Maatstaf voor aansprakelijkheid voor strafvorderlijk optreden jegens derden
/Hoge Raad 13 september 2013, ECLI:NL:HR:2013:BZ7396 (Civiel)
Feiten
Op 26 juli 2004 hebben twee wachtmeesters van de Koninklijke Marechaussee, werkzaam bij de Brigade Speciale Beveiligingsopdrachten, de man als bestuurder van een auto zien rijden op het Buitenhof te Den Haag, nabij de gebouwen van de Eerste en Tweede Kamer, en gezien dat de bijrijder video-opnamen aan het maken was. De verbalisanten hebben de auto doen stoppen en de videobeelden bekeken. Zij hebben videobeelden aangetroffen van onder meer de Amerikaanse ambassade, de witte observatiecabine daarbij en de parlementsgebouwen.

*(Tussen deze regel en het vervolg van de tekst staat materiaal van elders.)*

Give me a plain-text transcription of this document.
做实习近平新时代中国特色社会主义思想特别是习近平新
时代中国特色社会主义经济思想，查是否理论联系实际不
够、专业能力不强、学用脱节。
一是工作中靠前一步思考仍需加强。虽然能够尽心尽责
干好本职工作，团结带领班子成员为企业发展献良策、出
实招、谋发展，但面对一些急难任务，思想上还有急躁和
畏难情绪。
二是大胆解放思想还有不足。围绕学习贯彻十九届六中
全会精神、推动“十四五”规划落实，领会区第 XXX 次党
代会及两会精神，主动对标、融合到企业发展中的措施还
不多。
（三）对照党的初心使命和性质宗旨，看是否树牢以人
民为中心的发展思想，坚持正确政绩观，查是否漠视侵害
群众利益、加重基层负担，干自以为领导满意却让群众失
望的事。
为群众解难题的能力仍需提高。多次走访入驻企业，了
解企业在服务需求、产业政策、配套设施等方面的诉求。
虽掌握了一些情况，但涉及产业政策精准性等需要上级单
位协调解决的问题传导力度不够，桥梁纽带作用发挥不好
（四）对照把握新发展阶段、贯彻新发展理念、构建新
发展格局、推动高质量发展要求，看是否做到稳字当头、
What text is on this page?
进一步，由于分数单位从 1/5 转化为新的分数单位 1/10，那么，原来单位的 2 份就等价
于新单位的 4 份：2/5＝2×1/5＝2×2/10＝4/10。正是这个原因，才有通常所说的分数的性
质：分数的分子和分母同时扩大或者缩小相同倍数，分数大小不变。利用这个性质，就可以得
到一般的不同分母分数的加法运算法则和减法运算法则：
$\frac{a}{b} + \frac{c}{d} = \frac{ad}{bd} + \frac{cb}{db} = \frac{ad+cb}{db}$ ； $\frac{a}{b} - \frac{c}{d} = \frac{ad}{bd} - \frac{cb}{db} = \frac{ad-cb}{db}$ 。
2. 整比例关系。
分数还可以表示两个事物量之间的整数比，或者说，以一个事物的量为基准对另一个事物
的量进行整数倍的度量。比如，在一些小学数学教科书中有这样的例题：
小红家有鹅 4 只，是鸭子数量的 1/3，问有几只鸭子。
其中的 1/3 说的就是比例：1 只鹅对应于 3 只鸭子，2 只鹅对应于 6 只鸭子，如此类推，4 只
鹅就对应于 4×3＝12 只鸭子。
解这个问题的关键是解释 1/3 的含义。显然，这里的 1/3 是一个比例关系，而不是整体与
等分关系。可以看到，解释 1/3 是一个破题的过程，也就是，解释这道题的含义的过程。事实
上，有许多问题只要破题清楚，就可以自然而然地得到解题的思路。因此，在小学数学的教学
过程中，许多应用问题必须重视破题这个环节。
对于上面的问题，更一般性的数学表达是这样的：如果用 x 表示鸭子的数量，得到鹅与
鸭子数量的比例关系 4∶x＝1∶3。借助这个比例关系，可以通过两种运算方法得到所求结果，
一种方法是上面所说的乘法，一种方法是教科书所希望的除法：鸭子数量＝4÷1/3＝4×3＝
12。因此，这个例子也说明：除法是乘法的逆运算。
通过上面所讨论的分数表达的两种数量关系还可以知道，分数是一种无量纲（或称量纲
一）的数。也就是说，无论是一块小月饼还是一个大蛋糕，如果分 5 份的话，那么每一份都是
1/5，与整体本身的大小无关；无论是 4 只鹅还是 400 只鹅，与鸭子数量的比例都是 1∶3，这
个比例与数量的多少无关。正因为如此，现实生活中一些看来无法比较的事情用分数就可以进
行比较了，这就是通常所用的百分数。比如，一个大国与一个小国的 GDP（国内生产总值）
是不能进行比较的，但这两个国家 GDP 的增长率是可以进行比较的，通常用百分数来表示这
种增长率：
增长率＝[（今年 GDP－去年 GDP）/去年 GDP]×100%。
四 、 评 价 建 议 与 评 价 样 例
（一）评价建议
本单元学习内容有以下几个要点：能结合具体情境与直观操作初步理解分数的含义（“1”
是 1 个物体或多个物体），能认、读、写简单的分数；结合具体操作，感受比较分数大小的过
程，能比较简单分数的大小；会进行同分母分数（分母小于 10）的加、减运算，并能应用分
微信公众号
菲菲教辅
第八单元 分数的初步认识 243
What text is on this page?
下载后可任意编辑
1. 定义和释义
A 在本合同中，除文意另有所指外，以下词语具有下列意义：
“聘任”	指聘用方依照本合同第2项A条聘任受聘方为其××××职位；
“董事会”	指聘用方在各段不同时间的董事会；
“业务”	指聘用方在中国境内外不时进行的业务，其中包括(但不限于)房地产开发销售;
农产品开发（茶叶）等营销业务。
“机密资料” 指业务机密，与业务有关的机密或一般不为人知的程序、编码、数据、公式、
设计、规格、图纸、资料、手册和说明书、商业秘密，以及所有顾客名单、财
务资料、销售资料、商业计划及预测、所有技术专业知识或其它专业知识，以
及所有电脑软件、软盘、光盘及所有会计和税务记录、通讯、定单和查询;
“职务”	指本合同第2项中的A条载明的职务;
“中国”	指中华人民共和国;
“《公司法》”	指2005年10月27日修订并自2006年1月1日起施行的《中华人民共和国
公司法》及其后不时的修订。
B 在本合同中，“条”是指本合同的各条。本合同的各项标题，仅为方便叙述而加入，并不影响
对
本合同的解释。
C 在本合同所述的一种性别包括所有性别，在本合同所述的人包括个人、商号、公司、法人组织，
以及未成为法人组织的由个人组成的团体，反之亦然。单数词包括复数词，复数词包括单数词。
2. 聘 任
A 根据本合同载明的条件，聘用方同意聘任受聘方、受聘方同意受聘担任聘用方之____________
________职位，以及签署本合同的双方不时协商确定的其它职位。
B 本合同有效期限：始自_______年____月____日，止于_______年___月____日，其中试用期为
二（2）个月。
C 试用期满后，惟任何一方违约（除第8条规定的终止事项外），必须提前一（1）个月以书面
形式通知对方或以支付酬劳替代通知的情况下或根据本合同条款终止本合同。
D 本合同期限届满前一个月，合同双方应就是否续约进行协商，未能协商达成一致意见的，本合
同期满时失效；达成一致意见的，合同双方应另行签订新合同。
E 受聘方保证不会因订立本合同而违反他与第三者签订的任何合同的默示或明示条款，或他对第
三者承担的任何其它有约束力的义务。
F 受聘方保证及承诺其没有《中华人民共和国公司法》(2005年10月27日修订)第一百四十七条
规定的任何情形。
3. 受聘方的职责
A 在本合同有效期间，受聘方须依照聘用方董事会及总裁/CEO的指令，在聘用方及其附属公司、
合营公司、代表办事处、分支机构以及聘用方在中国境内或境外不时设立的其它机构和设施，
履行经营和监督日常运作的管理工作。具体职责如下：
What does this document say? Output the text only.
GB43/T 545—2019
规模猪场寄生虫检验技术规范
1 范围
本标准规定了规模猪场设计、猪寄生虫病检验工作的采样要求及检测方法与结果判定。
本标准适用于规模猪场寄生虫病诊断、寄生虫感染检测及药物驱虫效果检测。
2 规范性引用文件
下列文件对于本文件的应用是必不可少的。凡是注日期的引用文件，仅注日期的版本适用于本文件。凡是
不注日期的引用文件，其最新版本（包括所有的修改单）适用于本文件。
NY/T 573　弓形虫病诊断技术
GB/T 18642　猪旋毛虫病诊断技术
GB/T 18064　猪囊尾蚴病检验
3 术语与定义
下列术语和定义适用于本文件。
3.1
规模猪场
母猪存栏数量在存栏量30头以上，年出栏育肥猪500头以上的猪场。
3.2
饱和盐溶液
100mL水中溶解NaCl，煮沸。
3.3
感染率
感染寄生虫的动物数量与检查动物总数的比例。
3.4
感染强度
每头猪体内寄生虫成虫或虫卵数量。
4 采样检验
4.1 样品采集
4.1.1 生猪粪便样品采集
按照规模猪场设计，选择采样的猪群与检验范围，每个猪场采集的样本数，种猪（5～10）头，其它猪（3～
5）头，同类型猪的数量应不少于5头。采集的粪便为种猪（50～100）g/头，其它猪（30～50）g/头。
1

In hun rapport van bevindingen hebben de wachtmeesters genoteerd dat de bijrijder de videocamera gericht heeft gehad in de richting van de aan het Buitenhof gelegen Israëlische ambassade.
Twee dagen later is een opsporingsonderzoek begonnen wegens verdenking van voorbereidingshandelingen ter zake van een terroristische aanslag. In het kader daarvan is de woning van de man geobserveerd, zijn telefoontaps geplaatst en is een ander adres in Rotterdam, aan de [a-straat], waar de bijrijder en twee andere mannen bleken te verblijven, onder verdenking gekomen.
Op 30 juli 2004 zijn (onder meer) de man en de bijrijder in Rotterdam aangehouden. Diezelfde dag hebben doorzoekingen plaatsgevonden in de woning van de man en in het pand aan de [a-straat]. De doorzoeking van de woning van de man werd voorafgegaan door het binnentreden van een arrestatieteam. Dit arrestatieteam, voorzien van bivakmutsen, is zonder voorafgaande legitimatie binnengetreden tegen de wil van de bewoner, ter aanhouding van een met ‘NN’ aangeduide verdachte. In de woning bevonden zich op dat moment de zwangere echtgenote van de man (hierna: de vrouw), en hun toen één jaar oude zoon (hierna: de minderjarige). Kort na de inval heeft de vrouw een miskraam gekregen.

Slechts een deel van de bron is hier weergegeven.